Les usines Renault de Maubeuge et Douai, dans le Nord, sont distantes d'environ 70 kilomètres. Renault souhaiterait transférer l'activité d'assemblage de Maubeuge à Douai. Un projet qui permettrait de renforcer l'activité d'assemblage de Douai et de spécialiser à nouveau Maubeuge dans l'emboutissage et la tôlerie, signant un retour du site à sa vocation initiale.
L'usine de Maubeuge, spécialisée actuellement dans les petits utilitaires, a été créée en 1969 par la Société des Usines Chausson, devenue ensuite Chausson Carrosserie puis filiale Renault à la fin des années 70. Elle employait en 2019 environ 1 600 personnes. Un millier de salariés serait concerné par le transfert.
Une table ronde le 1er juin
Lors de la présentation du plan de soutien à la filière automobile, ce 26 mai dans l'usine Valeo d'Etaples (également dans les Hauts-de-France), Emmanuel Macron a fait référence a ce projet de transfert d'activité, mettant la pression sur les dirigeants de Renault, rencontrés le matin même. "Je demande à ce que l'ensemble des salariés de Maubeuge et de Douai puissent avoir toutes les garanties sur leur avenir, leur capacité à produire, et à oeuvrer dans le groupe Renault. Je souhaite aussi que l'ensemble des sous-traitants puissent avoir une visibilité claire et des garanties". Le ministre de l'Economie Bruno Le Maire présidera le 1er juin une table ronde rassemblant direction, syndicats et élus pour évoquer l'avenir des deux sites industriels. Des élus de Maubeuge se sont rassemblés ce 26 mai pour dénoncer le projet de transfert d'activité de Maubeuge à Douai.
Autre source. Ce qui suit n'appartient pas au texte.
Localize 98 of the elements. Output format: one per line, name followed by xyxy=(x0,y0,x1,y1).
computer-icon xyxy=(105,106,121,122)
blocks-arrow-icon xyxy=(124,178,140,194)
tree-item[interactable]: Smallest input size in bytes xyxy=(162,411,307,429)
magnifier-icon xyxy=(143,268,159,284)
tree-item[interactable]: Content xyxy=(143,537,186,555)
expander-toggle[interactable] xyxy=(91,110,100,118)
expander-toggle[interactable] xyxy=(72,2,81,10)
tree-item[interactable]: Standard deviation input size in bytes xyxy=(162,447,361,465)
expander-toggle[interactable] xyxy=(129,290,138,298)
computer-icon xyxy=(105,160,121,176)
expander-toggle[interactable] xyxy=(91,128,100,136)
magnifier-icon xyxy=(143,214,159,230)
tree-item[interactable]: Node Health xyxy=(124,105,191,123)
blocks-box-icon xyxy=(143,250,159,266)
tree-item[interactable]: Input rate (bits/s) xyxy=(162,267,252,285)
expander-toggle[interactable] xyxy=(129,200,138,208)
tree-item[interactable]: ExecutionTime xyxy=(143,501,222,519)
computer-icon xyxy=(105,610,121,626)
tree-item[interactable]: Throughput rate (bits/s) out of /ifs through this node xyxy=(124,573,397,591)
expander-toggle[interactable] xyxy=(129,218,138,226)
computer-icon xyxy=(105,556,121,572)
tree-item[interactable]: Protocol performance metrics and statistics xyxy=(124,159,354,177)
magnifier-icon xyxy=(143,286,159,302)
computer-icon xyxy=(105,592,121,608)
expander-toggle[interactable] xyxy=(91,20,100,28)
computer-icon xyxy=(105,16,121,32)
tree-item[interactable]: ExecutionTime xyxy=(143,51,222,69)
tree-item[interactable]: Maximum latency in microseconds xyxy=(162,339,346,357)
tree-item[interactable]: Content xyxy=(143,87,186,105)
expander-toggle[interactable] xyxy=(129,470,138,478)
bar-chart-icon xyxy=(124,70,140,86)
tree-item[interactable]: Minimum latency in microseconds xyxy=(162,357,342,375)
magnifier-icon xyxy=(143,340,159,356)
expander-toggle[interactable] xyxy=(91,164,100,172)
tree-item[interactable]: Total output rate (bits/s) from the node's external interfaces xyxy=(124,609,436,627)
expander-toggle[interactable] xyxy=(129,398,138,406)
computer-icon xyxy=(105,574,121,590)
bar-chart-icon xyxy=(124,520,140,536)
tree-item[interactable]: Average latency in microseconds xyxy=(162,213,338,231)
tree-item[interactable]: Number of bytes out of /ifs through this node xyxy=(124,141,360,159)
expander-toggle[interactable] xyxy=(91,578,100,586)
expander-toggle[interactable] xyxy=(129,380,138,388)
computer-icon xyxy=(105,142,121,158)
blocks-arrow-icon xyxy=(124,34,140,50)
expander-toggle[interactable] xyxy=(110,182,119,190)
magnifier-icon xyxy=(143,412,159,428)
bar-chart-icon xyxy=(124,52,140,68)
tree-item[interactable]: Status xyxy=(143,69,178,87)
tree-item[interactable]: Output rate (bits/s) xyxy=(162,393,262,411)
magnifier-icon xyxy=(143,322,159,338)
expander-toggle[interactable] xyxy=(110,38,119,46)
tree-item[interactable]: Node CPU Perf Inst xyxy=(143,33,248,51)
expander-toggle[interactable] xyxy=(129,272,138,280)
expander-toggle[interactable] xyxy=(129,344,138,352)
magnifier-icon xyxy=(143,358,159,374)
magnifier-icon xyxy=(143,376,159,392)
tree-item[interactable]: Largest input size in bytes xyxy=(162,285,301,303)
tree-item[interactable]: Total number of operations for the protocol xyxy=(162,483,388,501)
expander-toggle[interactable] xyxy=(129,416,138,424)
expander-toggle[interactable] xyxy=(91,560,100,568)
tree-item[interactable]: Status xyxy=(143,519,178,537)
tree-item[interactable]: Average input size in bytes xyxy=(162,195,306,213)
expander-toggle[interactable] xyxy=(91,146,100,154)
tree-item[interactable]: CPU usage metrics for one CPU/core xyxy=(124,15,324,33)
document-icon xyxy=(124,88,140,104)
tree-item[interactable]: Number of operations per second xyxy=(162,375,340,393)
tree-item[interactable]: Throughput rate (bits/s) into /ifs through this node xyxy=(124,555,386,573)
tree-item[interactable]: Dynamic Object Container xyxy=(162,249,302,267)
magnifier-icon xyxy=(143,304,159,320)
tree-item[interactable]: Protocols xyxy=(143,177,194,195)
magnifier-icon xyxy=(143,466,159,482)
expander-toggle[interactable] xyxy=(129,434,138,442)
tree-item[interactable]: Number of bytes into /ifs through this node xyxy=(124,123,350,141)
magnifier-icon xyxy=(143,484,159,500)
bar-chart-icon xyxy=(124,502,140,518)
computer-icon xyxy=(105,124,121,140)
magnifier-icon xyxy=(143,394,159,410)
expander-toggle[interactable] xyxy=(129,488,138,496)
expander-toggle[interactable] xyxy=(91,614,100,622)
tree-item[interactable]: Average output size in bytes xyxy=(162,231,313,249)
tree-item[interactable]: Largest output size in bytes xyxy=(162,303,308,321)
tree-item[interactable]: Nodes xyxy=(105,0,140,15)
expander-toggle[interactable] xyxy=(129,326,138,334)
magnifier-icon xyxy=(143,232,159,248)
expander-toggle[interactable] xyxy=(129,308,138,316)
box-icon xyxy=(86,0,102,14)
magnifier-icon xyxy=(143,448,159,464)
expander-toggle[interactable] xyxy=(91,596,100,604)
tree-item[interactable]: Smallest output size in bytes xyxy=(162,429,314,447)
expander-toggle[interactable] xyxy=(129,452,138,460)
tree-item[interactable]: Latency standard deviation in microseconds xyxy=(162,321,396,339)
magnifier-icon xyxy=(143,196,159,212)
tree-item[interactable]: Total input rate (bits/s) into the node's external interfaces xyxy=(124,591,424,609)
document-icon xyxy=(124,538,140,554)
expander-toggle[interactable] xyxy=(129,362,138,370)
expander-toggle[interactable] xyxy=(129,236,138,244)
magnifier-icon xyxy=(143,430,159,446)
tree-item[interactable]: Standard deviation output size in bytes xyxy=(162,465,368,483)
En novembre 2018, Emmanuel Macron avait visité le site de Maubeuge et Renault s'était alors engagé à investir 450 millions d'euros dans le développement du site. Une promesse que le président de la République a rappelé aux dirigeants du constructeur, soulignant que la garantie du prêt accordé par les banques à Renault n'a pas encore été signée par l'Etat... "Le prêt de 5 milliards d'euros dépendra de l'issue des discussions", prévient le chef de l'Etat.
Plan d'économies présenté le 28 mai
L'optimisation des implantations industrielles du groupe au losange sera au coeur du plan d'économies de deux milliards d'euros qu'il doit présenter le soir du 28 mai à ses syndicats réunis en CSE extraordinaire.
Selon plusieurs médias français, le plan pourrait entraîner aussi la fermeture du site de Choisy, dont l'activité de recyclage mécanique serait transférée ailleurs, de la Fonderie de Bretagne à Caudan et du site d'assemblage de l'Alpine à Dieppe.